Un chant de liberté s’élève du fond des abysses, mais comment répondre à son appel quand un mur infranchissable vous en sépare ?

VOUS PENSIEZ ÊTRE AU PARADIS ?
Un gigantesque atoll, des plages de sable fin, une eau turquoise…
Un mur infranchissable.

IL VOUS FAUDRA D’ABORD VIVRE EN ENFER :
ARTICLE 1 : Tout contact physique, toute marque d’amour sont proscrits.
ARTICLE 2 : Il est interdit de chanter, d’écouter ou de faire de la musique.
ARTICLE 3 : Quiconque se livrera à ces activités illicites sera mis à mort.

VOUS N’ÊTES PERSONNE
VOUS APPRENDREZ À OBÉIR

Article - Mon avis

Quand j’ai appris que Carina Rozenfeld allait publier un nouveau roman, je n’ai pas cherché plus loin et l’ai acheté dès sa sortie. Ayant totalement adoré « Phaenix » (012), j’avais hâte de retrouver la plume si envoutante de l’auteure. Finalement il est passé, comme beaucoup d’autres, par la case PAL pour n’en sortir qu’il y a peu ^-^

Je me suis donc plongée dans ce récit avec beaucoup d’attente (peu être trop ?) pour en ressortir avec un avis en demi-teinte … Et, pour couronner le tout, je ne sais pas par où commencer ma chronique pour ne pas trop m’éparpiller ^-^

/ !\ Risque de spoiler / !\

Tout d’abord, je tiens quand même à souligner que je suis toujours aussi admirative et envoutée par la plume de Carina Rozenfeld ! Ce fut un véritable plaisir de plonger dans cette histoire, de découvrir chaque parcelle de ce monde imaginaire grâce à une écriture toujours aussi visuelle, fluide et même poétique. Les pages se tournent à une vitesse totalement folle !! Malgré cela, et à mon grand regret, je n’ai pas été totalement convaincue par ce récit

La cause principale ? Le rythme ! L’histoire est divisée en 2 parties mais, selon moi, elle comporte trois phases importantes. Et j’ai trouvé que les deux premières avançaient légèrement trop lentement, notamment à cause de longues périodes narratives et explicatives qui alourdissent le texte mais qui sont également, je pense, nécessaire à une bonne compréhension de l’intrigue et du monde instauré.

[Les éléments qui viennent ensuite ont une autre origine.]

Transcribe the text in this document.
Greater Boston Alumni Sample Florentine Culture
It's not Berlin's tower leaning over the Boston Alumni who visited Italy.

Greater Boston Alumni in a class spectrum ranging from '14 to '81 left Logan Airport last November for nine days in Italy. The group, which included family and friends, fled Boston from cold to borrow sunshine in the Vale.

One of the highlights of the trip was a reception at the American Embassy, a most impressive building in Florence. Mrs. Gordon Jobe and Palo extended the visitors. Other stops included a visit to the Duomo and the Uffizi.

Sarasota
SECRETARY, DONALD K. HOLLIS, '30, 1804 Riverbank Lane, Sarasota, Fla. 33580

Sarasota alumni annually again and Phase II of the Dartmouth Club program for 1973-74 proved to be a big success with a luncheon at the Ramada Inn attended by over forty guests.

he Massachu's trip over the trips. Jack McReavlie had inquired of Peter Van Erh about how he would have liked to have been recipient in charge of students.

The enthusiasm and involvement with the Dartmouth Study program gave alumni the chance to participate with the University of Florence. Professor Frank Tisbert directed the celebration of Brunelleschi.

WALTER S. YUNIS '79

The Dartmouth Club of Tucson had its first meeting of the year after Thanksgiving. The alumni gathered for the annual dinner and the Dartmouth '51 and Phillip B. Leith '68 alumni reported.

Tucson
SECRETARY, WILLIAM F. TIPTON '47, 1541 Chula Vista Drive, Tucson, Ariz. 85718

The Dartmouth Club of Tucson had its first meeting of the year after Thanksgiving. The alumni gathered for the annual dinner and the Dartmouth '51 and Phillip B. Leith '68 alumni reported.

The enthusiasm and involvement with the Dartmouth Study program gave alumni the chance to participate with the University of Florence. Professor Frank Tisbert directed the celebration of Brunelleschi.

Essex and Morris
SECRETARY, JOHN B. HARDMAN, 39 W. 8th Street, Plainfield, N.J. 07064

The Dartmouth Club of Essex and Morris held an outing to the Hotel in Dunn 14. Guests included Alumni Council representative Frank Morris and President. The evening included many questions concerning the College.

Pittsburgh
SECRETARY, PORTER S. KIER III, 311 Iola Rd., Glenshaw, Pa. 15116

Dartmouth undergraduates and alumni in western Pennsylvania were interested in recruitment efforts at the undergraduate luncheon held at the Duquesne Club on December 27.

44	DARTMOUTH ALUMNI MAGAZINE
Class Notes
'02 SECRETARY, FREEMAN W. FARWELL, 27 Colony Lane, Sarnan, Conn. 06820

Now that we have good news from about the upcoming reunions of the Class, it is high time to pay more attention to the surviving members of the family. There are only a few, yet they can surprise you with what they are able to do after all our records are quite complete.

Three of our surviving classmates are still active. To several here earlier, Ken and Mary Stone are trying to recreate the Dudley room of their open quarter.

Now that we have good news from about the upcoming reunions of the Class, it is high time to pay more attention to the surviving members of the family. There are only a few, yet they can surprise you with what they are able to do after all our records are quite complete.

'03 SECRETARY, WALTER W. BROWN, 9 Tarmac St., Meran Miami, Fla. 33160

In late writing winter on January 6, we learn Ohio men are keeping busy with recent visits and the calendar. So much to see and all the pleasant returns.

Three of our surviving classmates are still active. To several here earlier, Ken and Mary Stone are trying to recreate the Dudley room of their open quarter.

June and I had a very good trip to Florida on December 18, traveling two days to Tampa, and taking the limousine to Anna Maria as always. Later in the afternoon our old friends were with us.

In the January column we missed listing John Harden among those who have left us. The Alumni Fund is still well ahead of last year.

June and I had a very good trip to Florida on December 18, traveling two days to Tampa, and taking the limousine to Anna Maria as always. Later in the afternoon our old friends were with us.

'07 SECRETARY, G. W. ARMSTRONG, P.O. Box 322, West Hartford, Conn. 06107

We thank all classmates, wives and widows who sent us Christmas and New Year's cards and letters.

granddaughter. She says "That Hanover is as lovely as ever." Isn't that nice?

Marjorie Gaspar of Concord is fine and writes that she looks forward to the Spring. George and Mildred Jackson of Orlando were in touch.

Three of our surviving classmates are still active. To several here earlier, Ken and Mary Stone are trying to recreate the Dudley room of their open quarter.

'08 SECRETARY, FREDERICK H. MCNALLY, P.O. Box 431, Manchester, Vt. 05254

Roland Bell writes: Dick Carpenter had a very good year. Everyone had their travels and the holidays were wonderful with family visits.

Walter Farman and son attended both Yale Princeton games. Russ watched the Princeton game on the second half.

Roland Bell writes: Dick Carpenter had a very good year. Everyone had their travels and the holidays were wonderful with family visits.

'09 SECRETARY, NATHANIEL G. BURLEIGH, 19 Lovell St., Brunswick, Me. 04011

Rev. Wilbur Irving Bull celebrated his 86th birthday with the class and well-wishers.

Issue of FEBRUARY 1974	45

Premièrement, nous allons découvrir Abrielle, une jeune fille vivant dans un petit village entouré d’un mur électrifié et donc, infranchissable. Les règles sont simples mais strictes : le chant est interdit, aucune violence envers un membre de la communauté, et respect du couvre-feu ! Si ces règles sont bafouées, c’est la peine de mort qui pourrait être appliquée. Pour les villageois, la vie y est plutôt paisible. Mais pour Abrielle, c’est une autre histoire … Dès son plus jeune âge, emportée par l’hymne glorieux de la nature, elle s’est laissée aller à fredonné une musique innocemment, faisant d’elle une Réminiscente. Depuis, elle est surveillée de près et ne rêve que d’évasion. Elle aimerait tant découvrir ce qui se cache derrière ce mur qui entoure l’entièreté de l’Atoll et ne plus se sentir oppressée par ces lois lui interdisant de vivre pleinement …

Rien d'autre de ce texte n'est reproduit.